Bazı AKP’li belediyeler kentlerine dört parmaktan oluşan büyük boy Rabia heykelleri yaptırdı. Düzce’nin en işlek caddesinde şimdi o dört parmak heykeli var.
Reis’leri yapar da bizim yalakalar durur mu!
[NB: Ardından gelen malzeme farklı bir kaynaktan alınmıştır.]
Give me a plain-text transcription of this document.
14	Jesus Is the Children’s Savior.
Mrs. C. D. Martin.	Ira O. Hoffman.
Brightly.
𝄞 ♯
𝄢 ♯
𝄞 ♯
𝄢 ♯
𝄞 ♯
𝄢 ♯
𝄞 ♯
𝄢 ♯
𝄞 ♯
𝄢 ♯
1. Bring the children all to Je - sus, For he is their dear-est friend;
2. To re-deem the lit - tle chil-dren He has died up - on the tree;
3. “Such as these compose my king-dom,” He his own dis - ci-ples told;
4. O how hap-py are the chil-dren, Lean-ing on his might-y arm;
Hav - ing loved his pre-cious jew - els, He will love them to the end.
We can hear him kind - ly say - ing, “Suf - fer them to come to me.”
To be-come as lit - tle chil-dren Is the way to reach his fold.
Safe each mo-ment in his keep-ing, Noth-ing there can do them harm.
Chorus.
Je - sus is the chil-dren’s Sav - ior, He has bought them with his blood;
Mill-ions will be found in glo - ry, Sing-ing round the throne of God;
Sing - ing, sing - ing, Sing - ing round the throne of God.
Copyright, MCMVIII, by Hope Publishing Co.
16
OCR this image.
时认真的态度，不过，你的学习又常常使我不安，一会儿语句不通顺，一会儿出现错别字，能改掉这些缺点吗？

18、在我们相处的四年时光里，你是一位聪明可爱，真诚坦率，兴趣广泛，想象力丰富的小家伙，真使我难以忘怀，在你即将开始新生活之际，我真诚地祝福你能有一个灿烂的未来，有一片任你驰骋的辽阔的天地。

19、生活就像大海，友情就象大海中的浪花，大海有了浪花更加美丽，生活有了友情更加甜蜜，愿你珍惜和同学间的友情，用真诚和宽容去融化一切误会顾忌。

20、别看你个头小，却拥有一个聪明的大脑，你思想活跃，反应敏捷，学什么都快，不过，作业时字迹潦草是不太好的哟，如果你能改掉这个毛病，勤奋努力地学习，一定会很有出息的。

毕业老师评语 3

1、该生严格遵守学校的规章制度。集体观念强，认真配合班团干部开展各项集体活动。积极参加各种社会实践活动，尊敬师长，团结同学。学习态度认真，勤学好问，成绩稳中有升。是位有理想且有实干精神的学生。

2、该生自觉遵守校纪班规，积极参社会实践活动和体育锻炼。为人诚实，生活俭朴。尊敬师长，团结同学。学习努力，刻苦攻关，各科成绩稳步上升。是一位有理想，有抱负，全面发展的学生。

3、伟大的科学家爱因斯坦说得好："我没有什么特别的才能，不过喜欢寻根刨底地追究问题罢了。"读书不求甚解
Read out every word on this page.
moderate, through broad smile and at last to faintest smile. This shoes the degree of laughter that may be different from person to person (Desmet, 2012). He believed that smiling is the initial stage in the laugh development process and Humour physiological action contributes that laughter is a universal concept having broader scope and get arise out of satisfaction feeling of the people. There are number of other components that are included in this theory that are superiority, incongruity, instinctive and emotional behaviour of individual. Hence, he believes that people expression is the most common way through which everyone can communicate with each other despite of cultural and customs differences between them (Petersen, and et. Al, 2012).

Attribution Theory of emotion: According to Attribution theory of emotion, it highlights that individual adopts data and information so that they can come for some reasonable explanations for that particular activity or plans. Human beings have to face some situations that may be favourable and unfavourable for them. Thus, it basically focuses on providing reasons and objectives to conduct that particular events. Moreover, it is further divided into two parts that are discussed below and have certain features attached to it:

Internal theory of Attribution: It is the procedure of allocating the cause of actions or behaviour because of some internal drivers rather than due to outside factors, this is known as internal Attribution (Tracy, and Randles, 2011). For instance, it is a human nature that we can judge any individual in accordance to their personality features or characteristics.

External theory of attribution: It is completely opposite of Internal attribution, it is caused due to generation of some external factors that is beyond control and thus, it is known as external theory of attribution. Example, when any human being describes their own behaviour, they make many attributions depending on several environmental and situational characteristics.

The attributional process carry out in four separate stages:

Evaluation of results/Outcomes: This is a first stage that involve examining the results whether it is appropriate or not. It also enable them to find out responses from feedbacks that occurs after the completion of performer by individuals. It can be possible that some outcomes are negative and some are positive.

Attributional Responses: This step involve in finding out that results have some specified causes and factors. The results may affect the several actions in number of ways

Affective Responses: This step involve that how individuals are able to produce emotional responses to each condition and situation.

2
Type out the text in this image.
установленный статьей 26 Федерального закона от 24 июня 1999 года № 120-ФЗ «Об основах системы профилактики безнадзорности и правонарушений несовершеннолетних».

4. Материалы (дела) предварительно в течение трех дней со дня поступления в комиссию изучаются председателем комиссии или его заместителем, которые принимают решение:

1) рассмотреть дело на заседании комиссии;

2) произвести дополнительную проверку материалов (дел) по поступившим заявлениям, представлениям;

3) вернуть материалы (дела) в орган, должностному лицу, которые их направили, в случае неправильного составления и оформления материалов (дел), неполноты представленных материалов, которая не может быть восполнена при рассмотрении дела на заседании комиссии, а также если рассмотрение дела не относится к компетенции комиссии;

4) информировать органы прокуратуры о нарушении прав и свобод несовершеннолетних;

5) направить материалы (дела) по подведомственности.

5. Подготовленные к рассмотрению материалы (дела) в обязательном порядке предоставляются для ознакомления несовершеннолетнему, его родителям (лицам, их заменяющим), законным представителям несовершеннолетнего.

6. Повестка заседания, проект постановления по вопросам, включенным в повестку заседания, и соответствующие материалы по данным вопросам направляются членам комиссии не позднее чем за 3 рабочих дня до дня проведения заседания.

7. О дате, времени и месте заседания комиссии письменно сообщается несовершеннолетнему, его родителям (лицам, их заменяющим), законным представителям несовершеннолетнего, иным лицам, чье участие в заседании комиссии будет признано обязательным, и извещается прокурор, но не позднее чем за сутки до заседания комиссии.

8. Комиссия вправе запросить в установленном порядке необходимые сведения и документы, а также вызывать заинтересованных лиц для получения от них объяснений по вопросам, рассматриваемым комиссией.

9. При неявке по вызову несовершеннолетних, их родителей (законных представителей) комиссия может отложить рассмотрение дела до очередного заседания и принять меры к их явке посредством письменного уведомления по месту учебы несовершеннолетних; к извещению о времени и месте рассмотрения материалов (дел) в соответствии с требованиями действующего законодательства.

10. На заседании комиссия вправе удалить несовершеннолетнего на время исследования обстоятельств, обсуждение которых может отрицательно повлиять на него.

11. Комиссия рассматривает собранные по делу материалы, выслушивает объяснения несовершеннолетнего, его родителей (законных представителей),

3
Bazı futbolcular da bu işareti olur olmaz ortamlarda kullanmaya başladı. Örneğin gol atınca dört parmaklı sevinç gösterileri yapılmaya başlandı.

*  *  *

Evet!.. İslamcı Müslüman Kardeşler örgütü tarafından Mısır’da başlatılan bu parmak hikayesi çeşitli İslam ülkelerinde yayılırken, Türkiye’de de birileri elbette boş duracak değildi!
Recep Tayyip Bey, Rabia bu dört parmağa dört elle sarıldı.
Çeşitli yerlerde, olur olmaz ortamlarda Rabia yapmaya başladı.
Ancak bunu yaparken kendisini savunmaktan da geri kalmıyordu.
Ona göre, o dört parmağın, başka bir dörtlüden oluşan bir başka anlamı var:
- Tek devlet.
- Tek millet.
- Tek vatan.
- Tek bayrak.

*  *  *

Dört parmağını her ortamda gösterip Arap ülkelerindeki İslamcı örgütlerin işaretini verirken, Rabia’nın anlamını bu dört kavramla açıklamaya çalışıyor!
Şimdi kendisine sormak gerek:
PKK terör örgütü dışında, Türkiye’de bu dört kavrama itiraz eden herhangi bir kesim var mıydı?
Ya da şimdiye kadar bunun aksini savunan bir hükümet oldu mu?
Elbette ki olmadı.
O halde beyefendinin kendince yaptığı bu Rabia tanımı anlamsız, tutarsız ve geçersizdir.
Dört parmağını her fırsatta açıp İslamcıların simgesini başka bir örtü altına gizleyerek kullanıyor olması, hiç kimseyi inandıramaz.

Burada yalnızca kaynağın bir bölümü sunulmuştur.